Только после того, как основная часть тиража конволюта (600 экз.) была распродана, в продажу поступили оставшиеся части тиража «Графа Нулина» и «Бала». Не соглашаясь с составителями Шестого тома, указавшими, что в 1832 году продавалась «допечатанная» часть нераспроданного тиража конволюта, Смирнов-Сокольский отрицает факт допечатки и настаивает на том, что 1832 году продавались по отдельности оставшиеся не сброшюрованными вместе экземпляры двух книг.
Смирнов-Сокольский полагает, что Пушкин не пустил в продажу «Графа Нулина» сразу же после его издания в 1827 году из-за стремления материально поддержать «Северные Цветы», опубликовавшие поэму в конце того же 1827 года. Возможно, отчасти это и так. Но, если возвратиться к содержанию приведенной выше переписки, можно видеть, что Пушкин, как и его единомышленники, ждал выхода в свет именно конволюта с «Балом», придерживая реализацию отпечатанного еще в 1827 году «Графа Нулина», и вот поэтому в письмах его друзей делается упор на факт издания «Бала».

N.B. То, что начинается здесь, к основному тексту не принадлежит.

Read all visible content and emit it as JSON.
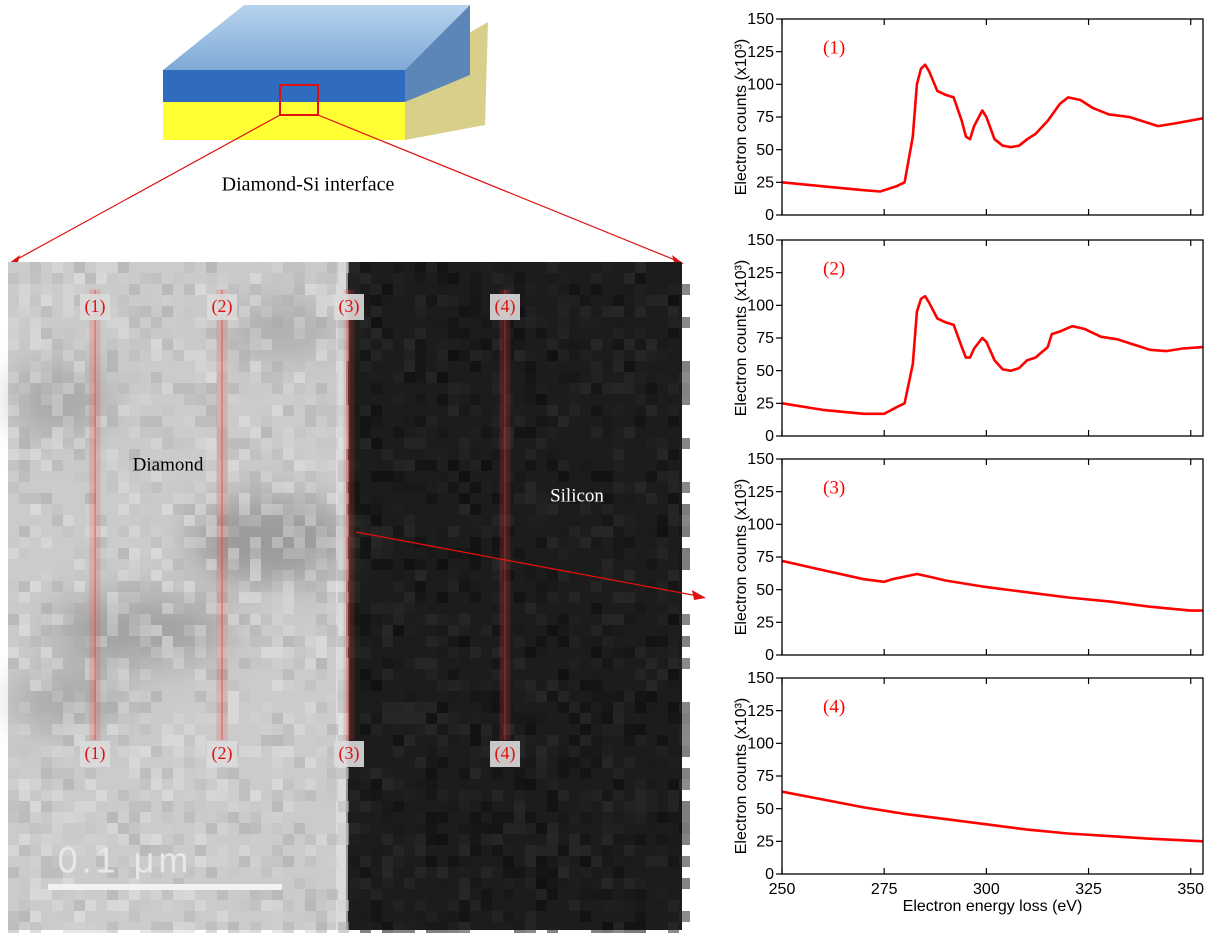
{
  "diagram": {
    "caption": "Diamond-Si interface"
  },
  "micrograph": {
    "markers_top": [
      "(1)",
      "(2)",
      "(3)",
      "(4)"
    ],
    "markers_bottom": [
      "(1)",
      "(2)",
      "(3)",
      "(4)"
    ],
    "regions": [
      "Diamond",
      "Silicon"
    ],
    "scale_bar": "0.1 μm"
  },
  "chart_data": [
    {
      "type": "line",
      "label": "(1)",
      "ylabel": "Electron counts (x10³)",
      "color": "#ff0000",
      "x": [
        250,
        260,
        270,
        274,
        278,
        280,
        282,
        283,
        284,
        285,
        286,
        288,
        290,
        292,
        294,
        295,
        296,
        297,
        299,
        300,
        302,
        304,
        306,
        308,
        310,
        312,
        315,
        318,
        320,
        323,
        326,
        330,
        335,
        340,
        342,
        346,
        353
      ],
      "values": [
        25,
        22,
        19,
        18,
        22,
        25,
        60,
        100,
        112,
        115,
        110,
        95,
        92,
        90,
        72,
        60,
        58,
        68,
        80,
        75,
        58,
        53,
        52,
        53,
        58,
        62,
        72,
        85,
        90,
        88,
        82,
        77,
        75,
        70,
        68,
        70,
        74
      ],
      "xlim": [
        250,
        353
      ],
      "xticks": [
        250,
        275,
        300,
        325,
        350
      ],
      "ylim": [
        0,
        150
      ],
      "yticks": [
        0,
        25,
        50,
        75,
        100,
        125,
        150
      ]
    },
    {
      "type": "line",
      "label": "(2)",
      "ylabel": "Electron counts (x10³)",
      "color": "#ff0000",
      "x": [
        250,
        260,
        270,
        275,
        278,
        280,
        282,
        283,
        284,
        285,
        286,
        288,
        290,
        292,
        294,
        295,
        296,
        297,
        299,
        300,
        302,
        304,
        306,
        308,
        310,
        312,
        315,
        316,
        318,
        321,
        324,
        328,
        332,
        336,
        340,
        344,
        348,
        353
      ],
      "values": [
        25,
        20,
        17,
        17,
        22,
        25,
        55,
        95,
        105,
        107,
        102,
        90,
        87,
        85,
        68,
        60,
        60,
        67,
        75,
        72,
        58,
        51,
        50,
        52,
        58,
        60,
        68,
        78,
        80,
        84,
        82,
        76,
        74,
        70,
        66,
        65,
        67,
        68
      ],
      "xlim": [
        250,
        353
      ],
      "xticks": [
        250,
        275,
        300,
        325,
        350
      ],
      "ylim": [
        0,
        150
      ],
      "yticks": [
        0,
        25,
        50,
        75,
        100,
        125,
        150
      ]
    },
    {
      "type": "line",
      "label": "(3)",
      "ylabel": "Electron counts (x10³)",
      "color": "#ff0000",
      "x": [
        250,
        260,
        270,
        275,
        277,
        280,
        283,
        286,
        290,
        300,
        310,
        320,
        330,
        340,
        350,
        353
      ],
      "values": [
        72,
        65,
        58,
        56,
        58,
        60,
        62,
        60,
        57,
        52,
        48,
        44,
        41,
        37,
        34,
        34
      ],
      "xlim": [
        250,
        353
      ],
      "xticks": [
        250,
        275,
        300,
        325,
        350
      ],
      "ylim": [
        0,
        150
      ],
      "yticks": [
        0,
        25,
        50,
        75,
        100,
        125,
        150
      ]
    },
    {
      "type": "line",
      "label": "(4)",
      "ylabel": "Electron counts (x10³)",
      "xlabel": "Electron energy loss (eV)",
      "color": "#ff0000",
      "x": [
        250,
        260,
        270,
        280,
        290,
        300,
        310,
        320,
        330,
        340,
        353
      ],
      "values": [
        63,
        57,
        51,
        46,
        42,
        38,
        34,
        31,
        29,
        27,
        25
      ],
      "xlim": [
        250,
        353
      ],
      "xticks": [
        250,
        275,
        300,
        325,
        350
      ],
      "ylim": [
        0,
        150
      ],
      "yticks": [
        0,
        25,
        50,
        75,
        100,
        125,
        150
      ]
    }
  ]
}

Полагаю, что приведенные Смирновым-Сокольским подробности подтверждают сделанный вывод о том особом значении, которое Пушкин придавал содержанию поэмы Баратынского и факту совместного издания.
Не в пародийном аспекте творчество Баратынского появляется в романе Пушкина, пожалуй, единственный раз – но зато в последних строках романа:
Но те, которым в дружной встрече
Я строфы первые читал…
Иных уж нет, а те далече,
Как Сади некогда сказал.
Комментаторы романа с какой-то легкостью ухватились за подброшенную версию о персидском поэте XIII века, о котором сам Пушкин писал в 1825 году Вяземскому: «Уродливость Саади».
Исследовав все издания произведений Саади, с которыми мог ознакомиться Пушкин, В. Набоков, скрупулезности которого в подобных вопросах следует отдать должное, текста, «цитированного» Пушкиным в качестве эпиграфа, которым были предварены все три отдельные издания «Бахчисарайского фонтана» (1824, 1827 и 1830 гг.), не обнаружил. Примечательно, что в последнем прижизненном издании поэмы (в сборнике «Поэмы и повести Александра Пушкина, 1835 г., часть I»), «Бахчисарайский фонтан» был опубликован уже без эпиграфа. Нет, не мог Пушкин завершить свой роман ссылкой на поэта, которого не ценил. Скорее всего, он имел в виду строфу из «Стансов» Баратынского («Судьбой наложенные цепи» – 1828 год), где речь идет о декабристах:
Я братьев знал; но сны младые
Соединили нас на миг;
Далече бедствуют иные,
И в мире нет уже других.
А в романе Пушкина отсылка к ней выглядит как выражение признательности Баратынскому и за талант, и за граничащую с жертвой самоотверженную помощь.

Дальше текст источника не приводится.